More French people coming to Belgium for euthanasia

More French people coming to Belgium for euthanasia

An increasing number of terminally ill patients are coming to Belgium to avail themselves of the possibility of euthanasia here, according to a report by the RTBF. The number is likely to be exacerbated by the publicity surrounding the case of Vincent Lambert, whose end-of-life wish to have his treatment ended was overturned by a French court.

The RTBF spoke to Dr. Yves de Locht, a doctor in Ixelles in Brussels who has been practising euthanasia in line with the Belgian law for ten years. Every day, he said, he receives a request for euthanasia, often in the form of an end-of-life declaration, in which a person expresses the wish in advance of becoming terminal. The demand has taken its toll on the doctor.

“There are so many requests that when I see the French prefix on my screen I refuse to answer,” he said. “I can't take it any more. I'm 73, it's not possible any longer.”

In France on Tuesday, doctors at the university hospital in Reims resumed the treatment of Vincent Lambert, a man who has been in a persistent vegetative state since a road accident ten years ago, and who was being maintained on a regime of feeding and hydration. Acting on his previously expressed wishes, members of the family applied to have his treatment stopped and have him placed on a regime of deep sedation to allow him to die peacefully.

Doctors agreed, and Lambert's parents opposed the move, finding support from the court of appeal in Paris on Monday, which ordered the resumption of feeding.

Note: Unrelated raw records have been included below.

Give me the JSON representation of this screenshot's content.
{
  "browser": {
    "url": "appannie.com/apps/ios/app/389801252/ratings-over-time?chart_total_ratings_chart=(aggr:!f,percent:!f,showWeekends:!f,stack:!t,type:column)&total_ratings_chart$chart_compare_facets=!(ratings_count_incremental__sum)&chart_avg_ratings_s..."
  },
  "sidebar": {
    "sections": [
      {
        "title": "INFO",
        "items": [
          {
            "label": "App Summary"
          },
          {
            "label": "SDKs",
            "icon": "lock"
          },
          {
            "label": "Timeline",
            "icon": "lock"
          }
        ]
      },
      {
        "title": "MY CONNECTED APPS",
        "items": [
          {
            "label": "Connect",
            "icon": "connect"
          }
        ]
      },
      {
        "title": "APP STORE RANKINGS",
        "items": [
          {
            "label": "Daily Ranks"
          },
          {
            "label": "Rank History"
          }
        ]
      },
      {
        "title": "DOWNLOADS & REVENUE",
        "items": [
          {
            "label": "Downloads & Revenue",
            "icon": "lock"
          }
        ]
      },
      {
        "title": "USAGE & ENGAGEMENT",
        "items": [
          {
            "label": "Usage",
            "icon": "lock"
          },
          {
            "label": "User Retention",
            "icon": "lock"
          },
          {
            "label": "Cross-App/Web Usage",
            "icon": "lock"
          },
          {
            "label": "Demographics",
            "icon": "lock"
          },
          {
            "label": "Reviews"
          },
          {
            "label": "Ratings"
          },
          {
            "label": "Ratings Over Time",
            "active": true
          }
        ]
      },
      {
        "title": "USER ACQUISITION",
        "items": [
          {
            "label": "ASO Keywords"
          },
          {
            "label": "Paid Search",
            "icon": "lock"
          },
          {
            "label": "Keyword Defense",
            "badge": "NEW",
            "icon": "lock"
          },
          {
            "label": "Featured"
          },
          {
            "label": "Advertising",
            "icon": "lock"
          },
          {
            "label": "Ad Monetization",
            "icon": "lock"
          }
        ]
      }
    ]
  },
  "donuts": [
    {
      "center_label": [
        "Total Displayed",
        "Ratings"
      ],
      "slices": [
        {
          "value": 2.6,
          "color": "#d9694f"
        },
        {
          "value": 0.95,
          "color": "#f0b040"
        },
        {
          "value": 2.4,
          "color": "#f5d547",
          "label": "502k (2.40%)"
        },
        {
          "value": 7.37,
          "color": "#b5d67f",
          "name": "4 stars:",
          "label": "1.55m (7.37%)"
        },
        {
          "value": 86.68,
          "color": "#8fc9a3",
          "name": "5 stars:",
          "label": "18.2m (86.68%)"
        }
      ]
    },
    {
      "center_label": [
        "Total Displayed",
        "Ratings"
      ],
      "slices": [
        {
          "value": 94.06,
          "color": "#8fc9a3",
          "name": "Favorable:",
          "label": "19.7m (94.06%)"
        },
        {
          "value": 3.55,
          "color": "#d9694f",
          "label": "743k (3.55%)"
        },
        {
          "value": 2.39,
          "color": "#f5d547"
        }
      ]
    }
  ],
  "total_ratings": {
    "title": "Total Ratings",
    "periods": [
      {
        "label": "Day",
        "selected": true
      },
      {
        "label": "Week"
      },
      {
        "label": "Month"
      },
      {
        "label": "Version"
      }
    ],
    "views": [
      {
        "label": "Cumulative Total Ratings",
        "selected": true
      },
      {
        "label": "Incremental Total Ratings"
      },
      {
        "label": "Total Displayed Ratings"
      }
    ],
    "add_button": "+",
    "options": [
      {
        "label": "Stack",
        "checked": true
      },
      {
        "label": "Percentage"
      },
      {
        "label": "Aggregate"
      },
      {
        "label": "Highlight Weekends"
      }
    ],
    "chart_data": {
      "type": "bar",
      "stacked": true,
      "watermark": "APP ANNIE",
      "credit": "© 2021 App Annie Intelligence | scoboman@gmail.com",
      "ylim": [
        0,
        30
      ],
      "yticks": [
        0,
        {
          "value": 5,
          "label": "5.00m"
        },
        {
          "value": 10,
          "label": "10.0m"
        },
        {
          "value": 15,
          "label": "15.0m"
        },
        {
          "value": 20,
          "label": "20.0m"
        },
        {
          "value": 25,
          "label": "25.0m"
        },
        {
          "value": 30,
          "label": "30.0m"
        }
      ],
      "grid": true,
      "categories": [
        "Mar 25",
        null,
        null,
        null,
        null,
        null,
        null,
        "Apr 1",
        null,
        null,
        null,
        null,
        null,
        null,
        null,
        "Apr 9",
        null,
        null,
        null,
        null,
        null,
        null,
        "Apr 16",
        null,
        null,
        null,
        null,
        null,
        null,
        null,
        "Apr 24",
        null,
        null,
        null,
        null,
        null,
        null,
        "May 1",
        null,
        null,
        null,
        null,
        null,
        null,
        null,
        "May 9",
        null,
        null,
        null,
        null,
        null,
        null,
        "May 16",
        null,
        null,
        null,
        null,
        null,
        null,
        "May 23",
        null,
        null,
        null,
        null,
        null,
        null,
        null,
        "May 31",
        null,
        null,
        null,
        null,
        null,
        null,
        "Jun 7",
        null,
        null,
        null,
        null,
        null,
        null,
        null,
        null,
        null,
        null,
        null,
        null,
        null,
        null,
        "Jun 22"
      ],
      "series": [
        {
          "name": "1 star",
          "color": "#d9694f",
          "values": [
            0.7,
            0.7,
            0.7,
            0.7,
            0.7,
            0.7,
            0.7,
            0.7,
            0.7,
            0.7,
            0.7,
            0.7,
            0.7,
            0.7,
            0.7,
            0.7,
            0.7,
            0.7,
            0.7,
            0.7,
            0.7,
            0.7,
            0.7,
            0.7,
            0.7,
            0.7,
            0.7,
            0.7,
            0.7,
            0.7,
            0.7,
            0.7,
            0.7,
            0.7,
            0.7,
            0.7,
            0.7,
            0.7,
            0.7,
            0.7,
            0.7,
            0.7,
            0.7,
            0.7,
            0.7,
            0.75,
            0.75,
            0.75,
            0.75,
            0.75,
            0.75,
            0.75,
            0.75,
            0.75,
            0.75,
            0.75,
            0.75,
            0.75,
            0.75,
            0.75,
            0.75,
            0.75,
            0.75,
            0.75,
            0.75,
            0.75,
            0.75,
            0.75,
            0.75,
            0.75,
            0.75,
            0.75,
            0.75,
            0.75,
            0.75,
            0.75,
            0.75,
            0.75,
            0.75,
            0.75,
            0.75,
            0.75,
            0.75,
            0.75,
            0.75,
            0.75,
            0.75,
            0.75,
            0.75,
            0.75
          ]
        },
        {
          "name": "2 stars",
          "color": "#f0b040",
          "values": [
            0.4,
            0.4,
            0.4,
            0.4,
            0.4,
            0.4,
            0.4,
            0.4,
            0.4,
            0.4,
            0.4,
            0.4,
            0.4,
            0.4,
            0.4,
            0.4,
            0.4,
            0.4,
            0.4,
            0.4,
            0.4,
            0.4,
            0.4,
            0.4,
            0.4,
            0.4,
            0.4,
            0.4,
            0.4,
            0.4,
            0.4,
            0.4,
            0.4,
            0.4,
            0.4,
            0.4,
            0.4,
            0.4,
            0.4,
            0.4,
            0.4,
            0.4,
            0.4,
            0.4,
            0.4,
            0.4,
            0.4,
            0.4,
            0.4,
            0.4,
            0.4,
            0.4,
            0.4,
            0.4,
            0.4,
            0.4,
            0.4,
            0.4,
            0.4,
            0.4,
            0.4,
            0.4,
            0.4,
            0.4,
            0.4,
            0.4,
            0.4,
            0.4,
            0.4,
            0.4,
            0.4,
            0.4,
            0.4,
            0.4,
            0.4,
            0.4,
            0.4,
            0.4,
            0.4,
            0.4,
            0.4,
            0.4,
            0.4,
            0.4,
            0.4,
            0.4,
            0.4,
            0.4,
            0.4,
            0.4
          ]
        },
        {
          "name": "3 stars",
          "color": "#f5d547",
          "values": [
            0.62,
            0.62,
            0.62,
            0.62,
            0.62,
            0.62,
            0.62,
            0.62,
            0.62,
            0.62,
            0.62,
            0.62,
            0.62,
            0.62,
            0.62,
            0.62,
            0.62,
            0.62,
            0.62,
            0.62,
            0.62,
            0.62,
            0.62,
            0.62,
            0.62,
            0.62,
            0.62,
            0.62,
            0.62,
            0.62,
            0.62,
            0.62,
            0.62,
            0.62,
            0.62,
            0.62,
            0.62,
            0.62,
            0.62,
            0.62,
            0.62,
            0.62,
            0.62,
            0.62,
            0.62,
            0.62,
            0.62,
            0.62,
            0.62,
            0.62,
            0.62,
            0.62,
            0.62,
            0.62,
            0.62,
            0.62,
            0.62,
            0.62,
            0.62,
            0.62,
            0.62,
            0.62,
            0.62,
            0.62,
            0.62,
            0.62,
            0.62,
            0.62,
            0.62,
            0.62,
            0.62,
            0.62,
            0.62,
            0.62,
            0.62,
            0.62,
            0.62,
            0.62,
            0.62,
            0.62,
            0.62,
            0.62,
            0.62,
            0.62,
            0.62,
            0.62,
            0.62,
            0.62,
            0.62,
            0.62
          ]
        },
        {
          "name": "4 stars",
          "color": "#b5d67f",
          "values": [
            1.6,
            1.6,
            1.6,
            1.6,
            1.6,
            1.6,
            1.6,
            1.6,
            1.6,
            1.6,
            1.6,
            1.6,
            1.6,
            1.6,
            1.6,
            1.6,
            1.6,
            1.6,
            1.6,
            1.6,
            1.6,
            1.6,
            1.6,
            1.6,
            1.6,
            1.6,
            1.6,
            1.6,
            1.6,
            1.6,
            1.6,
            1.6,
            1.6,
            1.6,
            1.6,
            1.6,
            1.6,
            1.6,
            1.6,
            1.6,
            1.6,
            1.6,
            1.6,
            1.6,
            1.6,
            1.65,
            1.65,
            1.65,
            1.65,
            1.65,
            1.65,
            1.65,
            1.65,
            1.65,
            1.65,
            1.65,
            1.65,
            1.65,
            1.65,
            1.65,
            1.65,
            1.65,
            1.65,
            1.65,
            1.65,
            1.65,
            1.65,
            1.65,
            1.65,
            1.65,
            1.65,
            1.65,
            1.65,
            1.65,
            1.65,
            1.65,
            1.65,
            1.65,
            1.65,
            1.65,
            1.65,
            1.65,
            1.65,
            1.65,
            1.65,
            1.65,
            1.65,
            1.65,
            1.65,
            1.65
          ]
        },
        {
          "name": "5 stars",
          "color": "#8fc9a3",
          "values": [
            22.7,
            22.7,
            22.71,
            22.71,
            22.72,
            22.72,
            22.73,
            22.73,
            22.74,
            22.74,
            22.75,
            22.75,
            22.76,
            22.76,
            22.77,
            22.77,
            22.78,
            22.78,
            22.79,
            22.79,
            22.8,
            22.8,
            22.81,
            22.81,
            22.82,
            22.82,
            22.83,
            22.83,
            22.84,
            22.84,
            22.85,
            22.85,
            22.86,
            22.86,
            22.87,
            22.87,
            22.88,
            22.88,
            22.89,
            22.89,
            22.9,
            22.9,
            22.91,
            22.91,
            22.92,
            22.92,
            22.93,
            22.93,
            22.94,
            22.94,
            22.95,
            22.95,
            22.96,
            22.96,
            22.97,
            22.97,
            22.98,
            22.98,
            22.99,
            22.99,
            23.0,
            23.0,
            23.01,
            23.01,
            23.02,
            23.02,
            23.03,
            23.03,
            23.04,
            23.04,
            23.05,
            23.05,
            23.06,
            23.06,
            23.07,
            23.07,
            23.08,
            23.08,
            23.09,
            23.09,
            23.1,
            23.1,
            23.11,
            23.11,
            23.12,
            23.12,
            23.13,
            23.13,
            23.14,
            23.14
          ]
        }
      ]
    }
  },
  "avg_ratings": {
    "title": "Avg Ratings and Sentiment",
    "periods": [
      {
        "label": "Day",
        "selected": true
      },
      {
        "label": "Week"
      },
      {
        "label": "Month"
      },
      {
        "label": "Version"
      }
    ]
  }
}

French law, unlike Belgian, does not allow the active ending of life by a doctor, but does allow the stopping of treatment if it is considered out of proportion to the benefits gained. The patient then moves into palliative care until death ensues – which may take some time.

Dr. de Locht described the process as “euthanasia postponed” since it does inevitably end in death, though not immediately. “I have French patients who wanted to die, but they were told no because they were not yet at the end of their lives.”

The situation can even attain the heights of the absurd, he said.

“I have heard of a patient who requested euthanasia or deep sedation in a French hospital. The doctors refused because her situation was not grave enough. The patient then asked to be euthanised in Belgium or Switzerland, and the French hospital did everything it could to get her fit enough to go and be euthanised abroad. That sort of ghastly situation is proof that another law is needed.”